I deeply agreed with the statement that we’re missing how much effective learning is possible while developing together with AI. The analogy that thinking of it as junior developer who only inputs code while ignoring all explanations when senior developer helps making code with detailed explanations next to them clearly resonated to understand its importance. I should also cultivate the attitude of examining AI explanations more carefully and learning by asking why it generated such code from now on.
11. Developer’s Role in Exploratory AI Use
They say in exploratory AI use, developers should become active learners who critically evaluate explanations and code generated by AI and deepen understanding using AI functions. Should include questions of ‘how’ ‘why’ not just ‘what’, and ask about alternatives besides already produced code to check why current method was chosen.
12. Securing Dedicated Time for Learning and Deliberate Practice
They say organizations and individual developers should allocate specific time to use AI tools in exploration mode. Should set challenging or unfamiliar areas as goals and actively utilize AI as learning partner.
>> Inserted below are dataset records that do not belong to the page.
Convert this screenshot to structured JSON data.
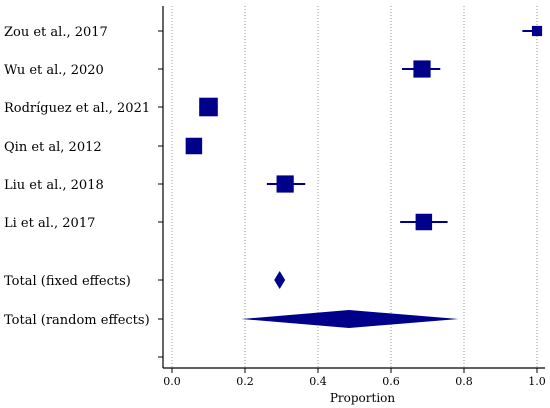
{
  "chart_data": {
    "type": "forest",
    "xlabel": "Proportion",
    "xlim": [
      0.0,
      1.0
    ],
    "xticks": [
      "0.0",
      "0.2",
      "0.4",
      "0.6",
      "0.8",
      "1.0"
    ],
    "grid": "vertical-dotted",
    "colors": {
      "marker": "#00008B",
      "axis": "#000000",
      "grid": "#999999"
    },
    "studies": [
      {
        "label": "Zou et al., 2017",
        "estimate": 1.0,
        "ci": [
          0.96,
          1.0
        ],
        "weight": 0.3
      },
      {
        "label": "Wu et al., 2020",
        "estimate": 0.685,
        "ci": [
          0.63,
          0.735
        ],
        "weight": 0.8
      },
      {
        "label": "Rodríguez et al., 2021",
        "estimate": 0.1,
        "ci": [
          0.075,
          0.125
        ],
        "weight": 0.9
      },
      {
        "label": "Qin et al, 2012",
        "estimate": 0.06,
        "ci": [
          0.04,
          0.08
        ],
        "weight": 0.75
      },
      {
        "label": "Liu et al., 2018",
        "estimate": 0.31,
        "ci": [
          0.26,
          0.365
        ],
        "weight": 0.8
      },
      {
        "label": "Li et al., 2017",
        "estimate": 0.69,
        "ci": [
          0.625,
          0.755
        ],
        "weight": 0.75
      }
    ],
    "summaries": [
      {
        "label": "Total (fixed effects)",
        "estimate": 0.295,
        "ci": [
          0.28,
          0.31
        ]
      },
      {
        "label": "Total (random effects)",
        "estimate": 0.485,
        "ci": [
          0.19,
          0.785
        ]
      }
    ]
  }
}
12.1. Deliberate Practice Needed They say learning effects can be maximized through deliberate practice like requesting AI to explain what you learned yesterday in retrieval learning method, requesting evaluation of my explanation. I thought this part is good tip I can apply right away personally.
13. Conclusion: Change to Augmented Developer
Toby concluded we should change to ‘Augmented Developer’ who skillfully combines human intelligence and AI efficiency. He said it’s important to choose optimal AI collaboration mode according to work nature and provide clear architecture and sustainable context for AI to demonstrate best performance.
Also importantly, he said you must be responsible for final judgment on results generated by AI. The message that you must know to be responsible, so you must continuously grow, and you can grow more efficiently utilizing AI greatly motivated me.
I could have such a good time being able to think about development methods and learning strategies based on insights gained from this meetup.
I was really lucky to be able to attend haha.. I know this meetup had 80 spots for first-come-first-served recruitment and sold out in 20-30 minutes. Fortunately I could attend as one of the 80. Random attendance meetups or conferences have fierce competition so I fell a lot 😢
I’ll likewise leave records if I attend other conferences or meetups again. Thank you for reading.